Thomas Müller: Douglas macht einen guten Haken, könnte rechts vorbeigehen. Markus Feulner macht da nicht viel Bewegung Richtung Spieler, aber er blockiert ihn schon. Ich kenne das Regelwerk nicht, aber ein Kontakt ist da. Den Elfmeter kann man geben, muss man aber nicht. Natürlich wird ein Elfmeter in der 90. Minute immer heiß diskutiert, aber es war keine Schwalbe.

Frage: Die Augsburger Spieler haben sich lautstark beschwert.

Müller: Das ist doch verständlich. Sie bekommen beim Stand von 1:1 in der 90. Minute einen Elfmeter gegen sich - und selbst, wenn der Feulner eine Blutgrätsche ausgepackt hätte, hätten sie reklamiert. Das ist normal, da spielen die Emotionen mit.

Frage: Mit Marwin Hitz hatten Sie vor dem Elfmeter ein paar Worte gewechselt. Was war da los?

Müller: Wir kennen uns ja schon länger, wir haben uns da nur ausgetauscht. Er wollte wissen, wohin ich schieße, ich hab's ihm gesagt...

Frage: ...und sicher verwandelt.

Müller: Da darf man sich nicht aus der Ruhe bringen lassen, aber der Elfmeter hat mir eine Drucksituation beschert. In der 90. Minute einen Elfmeter zum 2:1, da kribbelt es auch einem erfahrenen Spieler wie mir im Bauch.

Frage: Warum hat sich die Mannschaft so schwer getan?
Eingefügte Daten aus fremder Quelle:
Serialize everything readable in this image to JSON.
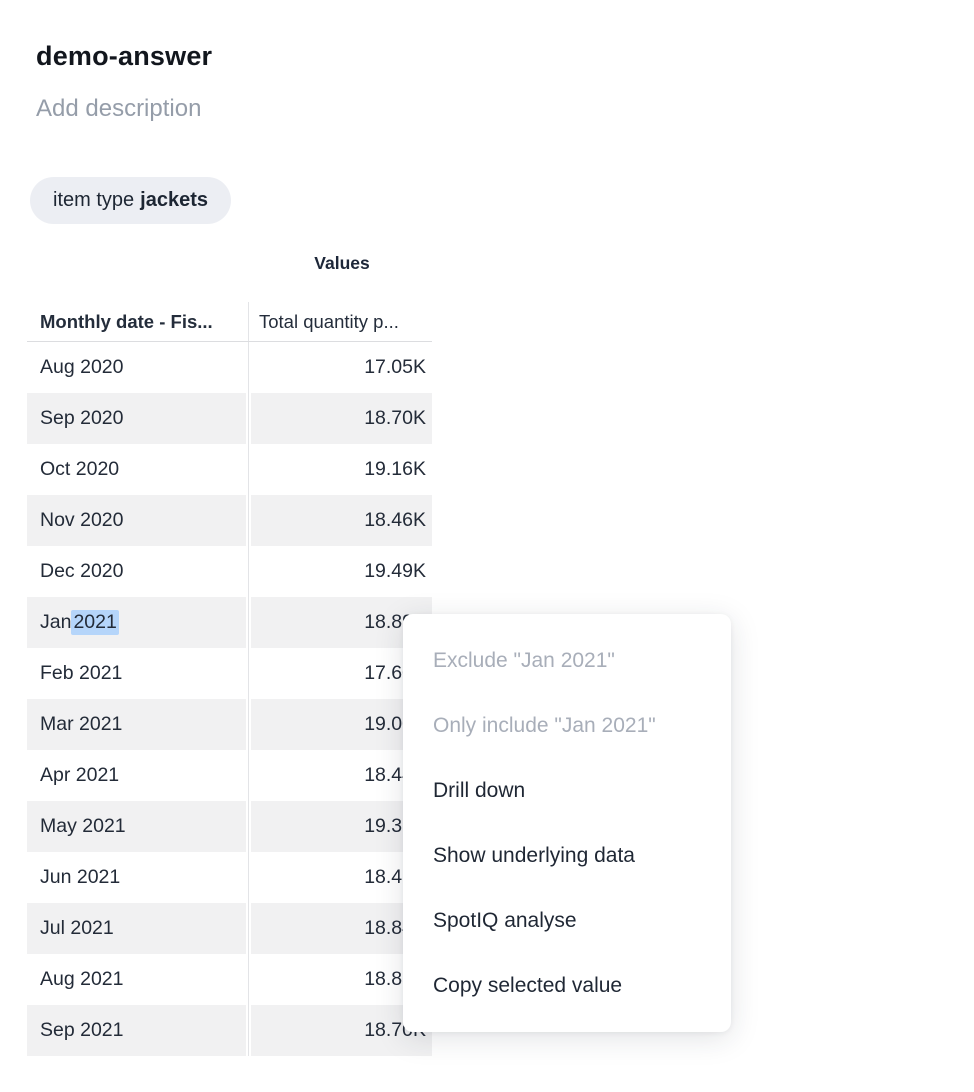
{
  "page": {
    "title": "demo-answer",
    "description_placeholder": "Add description"
  },
  "filter_chip": {
    "label": "item type",
    "value": "jackets"
  },
  "table": {
    "group_header": "Values",
    "columns": [
      {
        "label": "Monthly date - Fis..."
      },
      {
        "label": "Total quantity p..."
      }
    ],
    "rows": [
      {
        "date": "Aug 2020",
        "value": "17.05K"
      },
      {
        "date": "Sep 2020",
        "value": "18.70K"
      },
      {
        "date": "Oct 2020",
        "value": "19.16K"
      },
      {
        "date": "Nov 2020",
        "value": "18.46K"
      },
      {
        "date": "Dec 2020",
        "value": "19.49K"
      },
      {
        "date": "Jan 2021",
        "value": "18.89K",
        "highlight": "2021"
      },
      {
        "date": "Feb 2021",
        "value": "17.60K"
      },
      {
        "date": "Mar 2021",
        "value": "19.00K"
      },
      {
        "date": "Apr 2021",
        "value": "18.44K"
      },
      {
        "date": "May 2021",
        "value": "19.39K"
      },
      {
        "date": "Jun 2021",
        "value": "18.42K"
      },
      {
        "date": "Jul 2021",
        "value": "18.84K"
      },
      {
        "date": "Aug 2021",
        "value": "18.83K"
      },
      {
        "date": "Sep 2021",
        "value": "18.70K"
      }
    ],
    "selected_cell": {
      "row": "Jan 2021",
      "selected_text": "2021"
    }
  },
  "context_menu": {
    "items": [
      {
        "label": "Exclude \"Jan 2021\"",
        "disabled": true
      },
      {
        "label": "Only include \"Jan 2021\"",
        "disabled": true
      },
      {
        "label": "Drill down",
        "disabled": false
      },
      {
        "label": "Show underlying data",
        "disabled": false
      },
      {
        "label": "SpotIQ analyse",
        "disabled": false
      },
      {
        "label": "Copy selected value",
        "disabled": false
      }
    ]
  },
  "colors": {
    "chip_background": "#eceef3",
    "row_alt_background": "#f1f1f2",
    "text_dark": "#1e2734",
    "text_muted": "#959da9",
    "disabled_menu_text": "#a8aeb9",
    "selection_highlight": "#b5d5fa",
    "divider": "#e3e4e7"
  }
}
Müller: In der ersten Halbzeit hatten wir nicht nur das Problem, dass der FC Augsburg mit der ersten Aktion das 1:0 macht, sondern auch, dass wir immer ein, zwei Sekunden zu lange gebraucht haben. Wir waren im Kopf etwas schläfrig und auf diesem Niveau kannst du dir das nicht erlauben. Da bringen wir uns selbst in Bedrängnis, was nicht sein muss. Das ist eine mentale Geschichte. In der zweiten Hälfte haben wir ähnlich gespielt, aber die Körpersprache war ganz anders.
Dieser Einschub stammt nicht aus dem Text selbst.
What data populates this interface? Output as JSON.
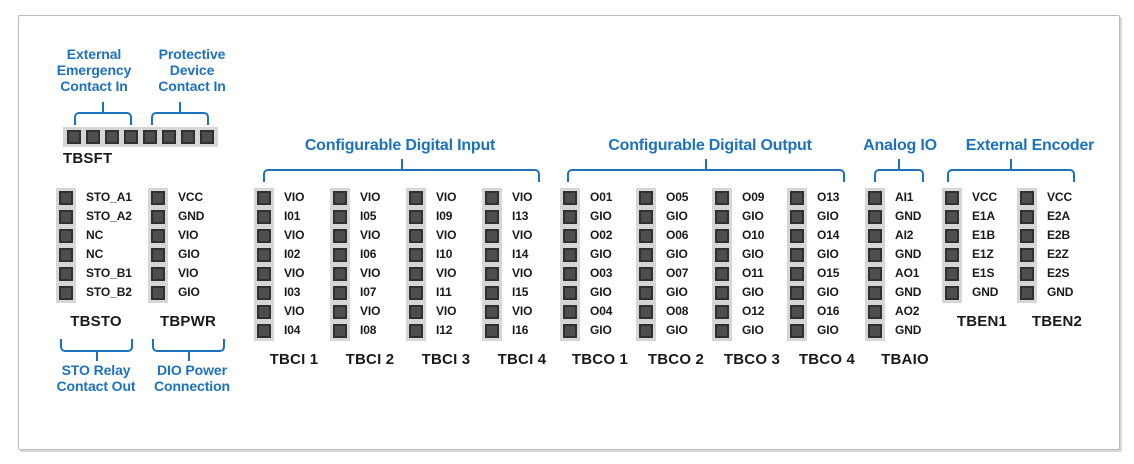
{
  "colors": {
    "accent_blue": "#1e72bd",
    "pin_dark": "#4e4e4e",
    "pin_border": "#303030",
    "strip_gray": "#d6d6d6",
    "ink": "#1a1a1a"
  },
  "tbsft": {
    "label": "TBSFT",
    "pin_count": 8,
    "annotation_left": "External\nEmergency\nContact In",
    "annotation_right": "Protective\nDevice\nContact In"
  },
  "groups": [
    {
      "id": "digital_input",
      "title": "Configurable Digital Input"
    },
    {
      "id": "digital_output",
      "title": "Configurable Digital Output"
    },
    {
      "id": "analog_io",
      "title": "Analog IO"
    },
    {
      "id": "external_encoder",
      "title": "External Encoder"
    }
  ],
  "connectors": {
    "tbsto": {
      "name": "TBSTO",
      "pins": [
        "STO_A1",
        "STO_A2",
        "NC",
        "NC",
        "STO_B1",
        "STO_B2"
      ]
    },
    "tbpwr": {
      "name": "TBPWR",
      "pins": [
        "VCC",
        "GND",
        "VIO",
        "GIO",
        "VIO",
        "GIO"
      ]
    },
    "tbci1": {
      "name": "TBCI 1",
      "pins": [
        "VIO",
        "I01",
        "VIO",
        "I02",
        "VIO",
        "I03",
        "VIO",
        "I04"
      ]
    },
    "tbci2": {
      "name": "TBCI 2",
      "pins": [
        "VIO",
        "I05",
        "VIO",
        "I06",
        "VIO",
        "I07",
        "VIO",
        "I08"
      ]
    },
    "tbci3": {
      "name": "TBCI 3",
      "pins": [
        "VIO",
        "I09",
        "VIO",
        "I10",
        "VIO",
        "I11",
        "VIO",
        "I12"
      ]
    },
    "tbci4": {
      "name": "TBCI 4",
      "pins": [
        "VIO",
        "I13",
        "VIO",
        "I14",
        "VIO",
        "I15",
        "VIO",
        "I16"
      ]
    },
    "tbco1": {
      "name": "TBCO 1",
      "pins": [
        "O01",
        "GIO",
        "O02",
        "GIO",
        "O03",
        "GIO",
        "O04",
        "GIO"
      ]
    },
    "tbco2": {
      "name": "TBCO 2",
      "pins": [
        "O05",
        "GIO",
        "O06",
        "GIO",
        "O07",
        "GIO",
        "O08",
        "GIO"
      ]
    },
    "tbco3": {
      "name": "TBCO 3",
      "pins": [
        "O09",
        "GIO",
        "O10",
        "GIO",
        "O11",
        "GIO",
        "O12",
        "GIO"
      ]
    },
    "tbco4": {
      "name": "TBCO 4",
      "pins": [
        "O13",
        "GIO",
        "O14",
        "GIO",
        "O15",
        "GIO",
        "O16",
        "GIO"
      ]
    },
    "tbaio": {
      "name": "TBAIO",
      "pins": [
        "AI1",
        "GND",
        "AI2",
        "GND",
        "AO1",
        "GND",
        "AO2",
        "GND"
      ]
    },
    "tben1": {
      "name": "TBEN1",
      "pins": [
        "VCC",
        "E1A",
        "E1B",
        "E1Z",
        "E1S",
        "GND"
      ]
    },
    "tben2": {
      "name": "TBEN2",
      "pins": [
        "VCC",
        "E2A",
        "E2B",
        "E2Z",
        "E2S",
        "GND"
      ]
    }
  },
  "bottom_annotations": {
    "sto_relay": "STO Relay\nContact Out",
    "dio_power": "DIO Power\nConnection"
  }
}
Frage: Auch der Kampf in der Liga ist momentan ein anderer. Borussia Dortmund und Bayern München galoppieren gleichauf vorneweg. Hätten Sie das erwartet?

Müller: Das ist nichts Verrücktes. Dortmund war schon vor der Saison ein Meisterkandidat, weil sich die Mannschaft nicht verändert hat. Sie hatten nur in der letzten Saison ein verrücktes, erstes Halbjahr, aber mit neuem Trainer kommen neue Impulse. Ich glaube nicht, dass es ihnen Spaß gemacht hat, in den letzten drei Jahren so deutlich hinter zu sein. Sie wollen wieder attackieren, das ist schön für die Liga, aber ein bisschen unentspannter für uns, weil wir einen sehr aggressiven Verfolger haben. Und momentan sind sogar wir der Verfolger.

Frage: In der Champions League gastiert der FC Bayern nun bei Olympiakos. Wie wichtig war es auch aus dieser Perspektive, das Spiel am Ende noch herumgerissen zu haben?

Müller: Natürlich ist jetzt drei Tage mehr Ruhe, als wenn wir nur Unentschieden gespielt hätten. Letztlich geht es in Piräus darum, den Auftakt erfolgreich zu gestalten.